Plain Talk
By
Mursi Saad El-Din
I will probably never venture to use a computer. Somehow I get a sense of satisfaction from using a pen to trust my thoughts to paper. No doubt there is a degree of intimacy between a writer and his pen -- or pencil for that matter. I used to know some writers who preferred pencil to pen, because it facilitated rewriting in a similar way to word processing. Typewriters and computers are cold metal structures that have none of the warmth a pen or pencil can give. Come to think of it, the greatest classical literature -- fiction, poetry, drama -- were produced long before the typewriter or the computer were known.
I might seem to be digressing. The thought that originally drove me to write is one that has obsessed me for some time now, in fact since I started writing regularly in both Arabic and English. I was worried that I might be turning into a writer by commission, like those court poets who produced poems for all occasions. This led to the question, "Why do I write in the first place?" Then, suddenly, I remembered an article by Eugene Ionesco, the author of, among other works, The Rhinoceros, which was published in the September 1964 issue of my then favourite magazine, Encounter. The article, "A Writer's Problem", put forth a possible answer to that question. The article opens the statement, "You ought to know," with which the answer replies to himself. "You ought to know, because you read your writings, and, if you read them... the explanation must be that you have found something valid in them, some form of nourishment, something that corresponds to your need."
Once alone, it seems, everyone, especially the writer, asks himself questions -- about the reasons behind what he does with his life. Questions follow each other in Ionesco's article: "Why do I write;" "What does the activity correspond to;" "Do I have more to say than other people;" "Am I trying to assert myself, that is, justify my existence;" "Is it because I am afraid of death and want to go on living in other people after my physical decease..." And so it continues, concluding with perhaps the most evocative question of all, "Or is it simply that creation is an instinctive, extra-conscious necessity -- imagining, inventing, discovering and creating being functions as natural as breathing?" Ionesco's answer is that the author himself is not fully aware of what he is doing. He is deceived. He will have a conscious intention, of course. For instance he may set out to prove something, and imagine that what he is trying to prove is the essential part of his work. Then he, or someone else, a critic, notices that what he has created is different or more important from what he took to be the essential thing.

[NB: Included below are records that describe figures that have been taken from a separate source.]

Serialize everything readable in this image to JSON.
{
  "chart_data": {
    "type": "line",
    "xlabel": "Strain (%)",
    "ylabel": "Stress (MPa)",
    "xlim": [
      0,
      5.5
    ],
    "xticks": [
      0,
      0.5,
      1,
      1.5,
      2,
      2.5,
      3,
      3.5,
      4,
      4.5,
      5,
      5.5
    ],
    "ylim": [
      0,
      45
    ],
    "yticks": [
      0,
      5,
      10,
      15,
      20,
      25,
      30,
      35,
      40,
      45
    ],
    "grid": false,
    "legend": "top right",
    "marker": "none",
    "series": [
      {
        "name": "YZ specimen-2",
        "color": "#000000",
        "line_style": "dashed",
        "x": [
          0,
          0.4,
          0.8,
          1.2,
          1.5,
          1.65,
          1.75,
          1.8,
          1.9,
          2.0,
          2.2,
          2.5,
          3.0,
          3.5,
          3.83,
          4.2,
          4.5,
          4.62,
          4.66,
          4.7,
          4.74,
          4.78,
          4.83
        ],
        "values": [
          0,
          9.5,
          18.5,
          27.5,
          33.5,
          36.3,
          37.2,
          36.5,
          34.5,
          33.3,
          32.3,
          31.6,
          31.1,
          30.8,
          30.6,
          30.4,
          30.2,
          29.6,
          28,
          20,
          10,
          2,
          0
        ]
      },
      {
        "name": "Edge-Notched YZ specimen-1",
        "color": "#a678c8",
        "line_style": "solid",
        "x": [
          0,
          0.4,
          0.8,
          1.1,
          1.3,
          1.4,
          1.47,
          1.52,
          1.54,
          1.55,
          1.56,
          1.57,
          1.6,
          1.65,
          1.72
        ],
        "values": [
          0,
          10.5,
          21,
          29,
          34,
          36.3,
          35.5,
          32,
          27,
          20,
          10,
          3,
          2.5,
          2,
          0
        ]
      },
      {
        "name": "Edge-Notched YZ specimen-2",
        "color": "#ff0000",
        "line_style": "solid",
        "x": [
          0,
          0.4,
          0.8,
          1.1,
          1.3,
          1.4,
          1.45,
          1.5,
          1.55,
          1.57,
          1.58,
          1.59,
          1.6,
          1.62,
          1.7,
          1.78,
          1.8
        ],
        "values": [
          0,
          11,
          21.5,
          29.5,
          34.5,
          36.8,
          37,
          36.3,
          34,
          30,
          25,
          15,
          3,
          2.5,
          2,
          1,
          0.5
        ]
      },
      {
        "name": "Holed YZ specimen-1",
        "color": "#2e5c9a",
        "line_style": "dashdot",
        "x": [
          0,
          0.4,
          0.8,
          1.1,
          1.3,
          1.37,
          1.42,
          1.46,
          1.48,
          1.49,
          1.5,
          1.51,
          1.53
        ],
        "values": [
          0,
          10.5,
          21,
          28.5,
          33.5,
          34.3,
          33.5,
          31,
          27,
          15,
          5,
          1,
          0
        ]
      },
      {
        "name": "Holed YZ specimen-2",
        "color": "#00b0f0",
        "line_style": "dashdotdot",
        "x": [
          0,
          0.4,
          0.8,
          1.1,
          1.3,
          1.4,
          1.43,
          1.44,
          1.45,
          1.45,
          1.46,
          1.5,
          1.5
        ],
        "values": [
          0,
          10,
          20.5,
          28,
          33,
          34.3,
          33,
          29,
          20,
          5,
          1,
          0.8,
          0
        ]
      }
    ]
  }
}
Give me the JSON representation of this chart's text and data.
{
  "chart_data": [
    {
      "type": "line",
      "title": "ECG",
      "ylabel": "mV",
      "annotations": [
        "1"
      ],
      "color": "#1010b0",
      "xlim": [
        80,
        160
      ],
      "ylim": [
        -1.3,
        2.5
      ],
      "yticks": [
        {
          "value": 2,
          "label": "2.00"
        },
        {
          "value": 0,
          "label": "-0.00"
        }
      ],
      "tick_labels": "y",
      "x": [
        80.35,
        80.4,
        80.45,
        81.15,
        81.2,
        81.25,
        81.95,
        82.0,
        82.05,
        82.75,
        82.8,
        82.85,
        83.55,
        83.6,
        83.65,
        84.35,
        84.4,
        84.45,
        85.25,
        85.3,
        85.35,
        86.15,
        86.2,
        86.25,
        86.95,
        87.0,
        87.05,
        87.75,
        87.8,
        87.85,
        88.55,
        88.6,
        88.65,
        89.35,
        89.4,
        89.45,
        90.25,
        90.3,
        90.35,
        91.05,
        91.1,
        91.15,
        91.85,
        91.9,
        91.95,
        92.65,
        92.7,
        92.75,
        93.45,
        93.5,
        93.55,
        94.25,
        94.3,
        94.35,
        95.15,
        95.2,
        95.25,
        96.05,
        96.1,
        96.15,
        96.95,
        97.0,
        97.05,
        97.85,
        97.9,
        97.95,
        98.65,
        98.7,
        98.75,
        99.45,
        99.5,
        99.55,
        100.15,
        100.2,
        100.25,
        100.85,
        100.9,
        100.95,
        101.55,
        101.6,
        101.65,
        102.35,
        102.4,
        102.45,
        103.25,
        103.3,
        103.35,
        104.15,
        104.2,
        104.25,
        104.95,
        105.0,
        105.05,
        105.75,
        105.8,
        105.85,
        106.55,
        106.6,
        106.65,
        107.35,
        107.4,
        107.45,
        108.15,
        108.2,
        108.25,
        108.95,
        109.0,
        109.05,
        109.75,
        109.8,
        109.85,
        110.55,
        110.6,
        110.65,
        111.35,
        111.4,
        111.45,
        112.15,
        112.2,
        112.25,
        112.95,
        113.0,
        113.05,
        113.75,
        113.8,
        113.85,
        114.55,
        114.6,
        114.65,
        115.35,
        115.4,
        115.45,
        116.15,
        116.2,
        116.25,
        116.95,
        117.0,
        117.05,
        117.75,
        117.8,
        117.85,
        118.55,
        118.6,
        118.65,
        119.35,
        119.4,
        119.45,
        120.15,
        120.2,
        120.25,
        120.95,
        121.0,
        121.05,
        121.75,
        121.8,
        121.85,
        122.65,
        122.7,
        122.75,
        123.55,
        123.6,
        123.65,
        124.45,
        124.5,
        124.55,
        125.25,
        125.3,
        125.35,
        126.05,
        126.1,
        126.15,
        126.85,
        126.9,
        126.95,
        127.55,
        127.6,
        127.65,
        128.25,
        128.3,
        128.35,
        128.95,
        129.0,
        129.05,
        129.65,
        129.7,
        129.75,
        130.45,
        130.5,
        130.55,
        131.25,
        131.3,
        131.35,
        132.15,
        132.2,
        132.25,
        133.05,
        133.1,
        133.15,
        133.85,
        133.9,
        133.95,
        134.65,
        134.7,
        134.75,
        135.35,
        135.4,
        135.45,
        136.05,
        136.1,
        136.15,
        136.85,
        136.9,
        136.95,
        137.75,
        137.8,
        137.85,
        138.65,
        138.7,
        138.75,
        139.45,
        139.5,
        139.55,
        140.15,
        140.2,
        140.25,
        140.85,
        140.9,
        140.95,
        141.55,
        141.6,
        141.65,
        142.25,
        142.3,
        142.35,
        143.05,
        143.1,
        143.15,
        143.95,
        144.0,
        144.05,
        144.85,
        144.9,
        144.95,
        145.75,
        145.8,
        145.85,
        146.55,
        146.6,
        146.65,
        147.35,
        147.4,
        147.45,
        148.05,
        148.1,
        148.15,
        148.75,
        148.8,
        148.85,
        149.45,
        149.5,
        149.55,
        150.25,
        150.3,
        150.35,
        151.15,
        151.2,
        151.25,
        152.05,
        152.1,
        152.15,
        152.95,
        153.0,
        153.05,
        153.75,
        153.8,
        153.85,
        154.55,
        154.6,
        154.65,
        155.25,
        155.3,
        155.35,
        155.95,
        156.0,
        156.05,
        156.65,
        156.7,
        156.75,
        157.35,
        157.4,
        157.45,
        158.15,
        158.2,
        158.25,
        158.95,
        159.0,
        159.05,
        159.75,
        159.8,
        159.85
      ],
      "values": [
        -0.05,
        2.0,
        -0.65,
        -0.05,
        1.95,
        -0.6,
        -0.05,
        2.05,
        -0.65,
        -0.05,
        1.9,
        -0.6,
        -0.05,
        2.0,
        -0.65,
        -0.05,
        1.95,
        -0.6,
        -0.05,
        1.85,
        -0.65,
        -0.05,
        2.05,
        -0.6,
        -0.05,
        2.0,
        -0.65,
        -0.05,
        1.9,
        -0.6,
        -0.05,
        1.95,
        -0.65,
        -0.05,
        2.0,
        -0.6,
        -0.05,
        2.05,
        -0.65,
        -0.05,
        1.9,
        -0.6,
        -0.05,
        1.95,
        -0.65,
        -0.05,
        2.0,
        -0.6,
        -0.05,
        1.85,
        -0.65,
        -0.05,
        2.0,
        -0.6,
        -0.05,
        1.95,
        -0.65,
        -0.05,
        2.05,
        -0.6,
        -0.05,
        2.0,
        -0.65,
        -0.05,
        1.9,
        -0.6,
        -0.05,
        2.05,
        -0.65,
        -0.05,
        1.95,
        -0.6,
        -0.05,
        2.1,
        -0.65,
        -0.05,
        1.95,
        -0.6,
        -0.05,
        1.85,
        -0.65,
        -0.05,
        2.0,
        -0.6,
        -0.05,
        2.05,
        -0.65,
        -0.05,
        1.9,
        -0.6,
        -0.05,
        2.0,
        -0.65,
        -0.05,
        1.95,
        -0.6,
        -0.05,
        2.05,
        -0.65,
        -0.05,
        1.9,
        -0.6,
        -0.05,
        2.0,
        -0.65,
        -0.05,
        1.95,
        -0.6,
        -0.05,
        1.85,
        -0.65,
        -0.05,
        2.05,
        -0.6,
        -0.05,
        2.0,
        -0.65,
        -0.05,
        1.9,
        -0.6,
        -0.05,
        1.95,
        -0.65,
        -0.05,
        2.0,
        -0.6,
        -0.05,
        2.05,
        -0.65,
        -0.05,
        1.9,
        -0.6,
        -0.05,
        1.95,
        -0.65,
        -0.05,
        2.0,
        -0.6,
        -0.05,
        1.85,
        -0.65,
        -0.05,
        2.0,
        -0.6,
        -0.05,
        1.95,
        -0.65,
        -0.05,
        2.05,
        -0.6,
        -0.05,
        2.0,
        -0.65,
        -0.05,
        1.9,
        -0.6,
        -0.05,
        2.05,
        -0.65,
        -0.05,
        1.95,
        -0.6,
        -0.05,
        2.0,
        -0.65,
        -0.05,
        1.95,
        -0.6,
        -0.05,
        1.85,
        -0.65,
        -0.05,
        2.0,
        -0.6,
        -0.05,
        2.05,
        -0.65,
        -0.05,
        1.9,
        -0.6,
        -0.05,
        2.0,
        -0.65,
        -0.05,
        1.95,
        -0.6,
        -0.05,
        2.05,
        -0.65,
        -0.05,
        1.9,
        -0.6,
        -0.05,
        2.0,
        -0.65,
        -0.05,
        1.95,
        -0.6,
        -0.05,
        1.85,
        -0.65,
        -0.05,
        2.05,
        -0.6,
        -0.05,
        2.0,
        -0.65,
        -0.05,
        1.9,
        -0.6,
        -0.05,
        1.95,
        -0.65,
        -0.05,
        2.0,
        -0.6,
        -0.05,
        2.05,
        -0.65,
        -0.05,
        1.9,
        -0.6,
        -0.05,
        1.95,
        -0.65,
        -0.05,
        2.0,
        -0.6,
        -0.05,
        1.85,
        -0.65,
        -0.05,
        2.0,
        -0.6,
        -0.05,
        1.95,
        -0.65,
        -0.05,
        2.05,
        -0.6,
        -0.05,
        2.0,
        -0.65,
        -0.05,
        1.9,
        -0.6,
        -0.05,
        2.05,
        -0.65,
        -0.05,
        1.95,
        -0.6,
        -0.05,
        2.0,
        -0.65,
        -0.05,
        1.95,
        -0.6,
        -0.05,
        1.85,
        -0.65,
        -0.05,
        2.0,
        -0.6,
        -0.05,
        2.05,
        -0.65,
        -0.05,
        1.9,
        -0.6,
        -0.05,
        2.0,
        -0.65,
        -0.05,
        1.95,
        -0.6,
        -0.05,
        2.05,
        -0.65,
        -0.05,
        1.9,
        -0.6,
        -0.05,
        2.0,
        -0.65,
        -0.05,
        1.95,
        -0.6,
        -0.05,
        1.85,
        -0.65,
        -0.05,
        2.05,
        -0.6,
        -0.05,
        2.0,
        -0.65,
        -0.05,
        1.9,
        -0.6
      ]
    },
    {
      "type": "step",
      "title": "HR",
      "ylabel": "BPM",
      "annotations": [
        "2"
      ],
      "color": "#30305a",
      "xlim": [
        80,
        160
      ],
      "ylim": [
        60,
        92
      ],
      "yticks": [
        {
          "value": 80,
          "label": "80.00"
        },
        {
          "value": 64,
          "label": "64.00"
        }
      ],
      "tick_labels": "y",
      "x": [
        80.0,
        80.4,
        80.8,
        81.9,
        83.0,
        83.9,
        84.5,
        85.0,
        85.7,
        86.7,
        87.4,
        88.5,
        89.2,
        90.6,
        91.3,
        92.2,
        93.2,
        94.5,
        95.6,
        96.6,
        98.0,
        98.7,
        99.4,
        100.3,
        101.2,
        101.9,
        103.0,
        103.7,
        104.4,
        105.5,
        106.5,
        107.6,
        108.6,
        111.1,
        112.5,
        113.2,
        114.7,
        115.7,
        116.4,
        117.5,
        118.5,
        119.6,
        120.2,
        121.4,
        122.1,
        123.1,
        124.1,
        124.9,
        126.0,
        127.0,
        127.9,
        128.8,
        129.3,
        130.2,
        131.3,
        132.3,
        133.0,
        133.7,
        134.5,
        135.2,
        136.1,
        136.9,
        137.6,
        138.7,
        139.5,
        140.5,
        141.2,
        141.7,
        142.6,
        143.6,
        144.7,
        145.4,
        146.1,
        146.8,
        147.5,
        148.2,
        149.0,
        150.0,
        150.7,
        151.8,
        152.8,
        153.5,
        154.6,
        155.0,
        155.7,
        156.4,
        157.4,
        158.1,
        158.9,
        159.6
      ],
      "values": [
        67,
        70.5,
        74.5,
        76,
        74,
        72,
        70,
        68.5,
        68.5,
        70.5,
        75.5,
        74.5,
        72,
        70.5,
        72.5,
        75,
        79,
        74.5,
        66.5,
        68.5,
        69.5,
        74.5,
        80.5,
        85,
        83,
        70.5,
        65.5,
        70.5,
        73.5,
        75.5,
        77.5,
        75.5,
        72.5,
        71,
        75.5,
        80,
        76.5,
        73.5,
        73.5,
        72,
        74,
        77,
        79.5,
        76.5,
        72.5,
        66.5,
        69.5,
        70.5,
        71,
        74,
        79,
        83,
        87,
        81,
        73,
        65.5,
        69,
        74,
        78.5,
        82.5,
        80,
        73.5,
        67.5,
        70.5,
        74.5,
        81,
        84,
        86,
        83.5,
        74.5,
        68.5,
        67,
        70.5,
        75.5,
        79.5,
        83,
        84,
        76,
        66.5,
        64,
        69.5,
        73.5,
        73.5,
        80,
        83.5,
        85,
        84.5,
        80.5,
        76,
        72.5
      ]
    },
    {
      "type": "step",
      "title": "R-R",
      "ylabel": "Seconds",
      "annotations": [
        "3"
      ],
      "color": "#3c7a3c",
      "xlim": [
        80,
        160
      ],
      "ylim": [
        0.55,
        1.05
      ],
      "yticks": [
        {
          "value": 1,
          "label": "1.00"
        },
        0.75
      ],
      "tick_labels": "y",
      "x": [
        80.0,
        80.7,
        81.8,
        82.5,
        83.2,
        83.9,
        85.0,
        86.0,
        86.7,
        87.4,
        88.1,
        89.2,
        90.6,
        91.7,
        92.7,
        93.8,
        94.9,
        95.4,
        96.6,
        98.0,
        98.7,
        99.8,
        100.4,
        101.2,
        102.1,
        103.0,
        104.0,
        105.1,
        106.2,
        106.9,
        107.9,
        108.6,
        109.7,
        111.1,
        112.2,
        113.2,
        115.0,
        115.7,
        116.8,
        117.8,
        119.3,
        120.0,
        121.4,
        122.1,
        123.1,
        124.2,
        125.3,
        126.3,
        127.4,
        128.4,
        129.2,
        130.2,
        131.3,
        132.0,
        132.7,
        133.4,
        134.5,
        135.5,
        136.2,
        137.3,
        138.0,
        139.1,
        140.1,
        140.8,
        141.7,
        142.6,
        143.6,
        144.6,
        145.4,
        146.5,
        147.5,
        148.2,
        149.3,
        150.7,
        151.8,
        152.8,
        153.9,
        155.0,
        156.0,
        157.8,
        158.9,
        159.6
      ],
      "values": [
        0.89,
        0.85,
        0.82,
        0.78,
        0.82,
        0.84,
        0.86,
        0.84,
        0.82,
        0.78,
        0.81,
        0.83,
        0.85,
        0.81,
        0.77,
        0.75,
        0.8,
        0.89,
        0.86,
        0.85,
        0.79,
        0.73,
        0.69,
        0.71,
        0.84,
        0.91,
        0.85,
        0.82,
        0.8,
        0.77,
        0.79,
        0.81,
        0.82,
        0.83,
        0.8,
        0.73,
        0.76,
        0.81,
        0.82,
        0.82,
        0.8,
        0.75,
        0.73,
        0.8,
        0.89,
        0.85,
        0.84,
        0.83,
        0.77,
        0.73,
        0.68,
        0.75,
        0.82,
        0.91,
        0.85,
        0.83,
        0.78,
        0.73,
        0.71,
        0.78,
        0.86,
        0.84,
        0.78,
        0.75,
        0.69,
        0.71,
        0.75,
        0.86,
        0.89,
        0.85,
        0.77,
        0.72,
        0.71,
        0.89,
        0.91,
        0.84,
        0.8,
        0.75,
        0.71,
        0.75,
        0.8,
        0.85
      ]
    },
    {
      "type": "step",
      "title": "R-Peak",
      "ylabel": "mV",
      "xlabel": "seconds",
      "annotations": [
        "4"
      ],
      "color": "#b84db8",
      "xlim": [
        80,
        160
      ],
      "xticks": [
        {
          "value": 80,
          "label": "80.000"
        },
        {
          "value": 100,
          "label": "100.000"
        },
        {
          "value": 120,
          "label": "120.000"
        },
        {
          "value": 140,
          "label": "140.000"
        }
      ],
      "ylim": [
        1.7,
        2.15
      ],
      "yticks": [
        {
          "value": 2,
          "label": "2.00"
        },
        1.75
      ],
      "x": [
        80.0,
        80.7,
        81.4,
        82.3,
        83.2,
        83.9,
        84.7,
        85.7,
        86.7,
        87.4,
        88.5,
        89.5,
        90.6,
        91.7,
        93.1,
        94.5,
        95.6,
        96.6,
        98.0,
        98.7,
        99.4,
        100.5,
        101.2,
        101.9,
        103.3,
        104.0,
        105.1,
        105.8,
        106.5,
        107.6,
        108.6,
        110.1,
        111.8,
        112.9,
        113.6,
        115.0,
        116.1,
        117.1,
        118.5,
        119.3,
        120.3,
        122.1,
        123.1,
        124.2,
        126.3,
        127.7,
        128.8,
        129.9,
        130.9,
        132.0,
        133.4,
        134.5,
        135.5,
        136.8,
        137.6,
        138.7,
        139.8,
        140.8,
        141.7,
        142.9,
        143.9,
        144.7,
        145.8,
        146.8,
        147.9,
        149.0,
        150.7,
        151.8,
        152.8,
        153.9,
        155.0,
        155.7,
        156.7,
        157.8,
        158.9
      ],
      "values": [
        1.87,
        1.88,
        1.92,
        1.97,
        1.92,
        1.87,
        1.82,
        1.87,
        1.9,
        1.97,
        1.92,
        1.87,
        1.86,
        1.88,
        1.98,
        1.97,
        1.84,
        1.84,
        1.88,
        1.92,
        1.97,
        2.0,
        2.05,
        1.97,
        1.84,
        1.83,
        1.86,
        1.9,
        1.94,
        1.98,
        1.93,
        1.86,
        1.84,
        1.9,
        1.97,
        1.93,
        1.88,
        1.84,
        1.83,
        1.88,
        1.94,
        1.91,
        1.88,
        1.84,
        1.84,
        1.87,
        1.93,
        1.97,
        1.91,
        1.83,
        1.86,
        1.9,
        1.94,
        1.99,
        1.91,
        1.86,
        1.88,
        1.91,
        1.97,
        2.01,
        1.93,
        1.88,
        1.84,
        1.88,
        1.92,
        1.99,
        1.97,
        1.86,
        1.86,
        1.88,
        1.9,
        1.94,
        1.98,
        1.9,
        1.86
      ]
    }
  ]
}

Ionesco remarks that the writer himself is often astonished at the effects of his work on others -- something that drives him to write about criticism. A criticism is valid, he claims, in so far as it does not reflect the commonplaces of the current critical and intellectual systems. A criticism or an interpretation is a good one only in so far as the critic or interpreter approaches the work with a fresh eye, sincerely and objectively forging his own connection with it. The bad critic is "the arrogant one, who wants to foist himself upon the work, and who assumes a superior attitude towards it. Instead of adopting the schoolmasterish approach, the critic should be the pupil of the work", he writes.
To write, Ionesco believes, is to think in motion; to write is to explore. The critic must repeat the itinerary of the writer, who will have progressed in a kind of darkness or twilight. The critic, however, covers the same ground with a lamp in his hand and illuminates the path. It is his business to notice the drawbacks in the writing. A writer writes, forgetting about all the other works of literature he may happen to know. The critic, ideally, should remember everything in existence, if only to tell us whether or not the work is a repetition. I must admit that I continue to enjoy Ionesco's article immensely. In it he deals with a number of major issues relating to the writer, but the one thing he does not seem to have answered is, "Why do writers write?"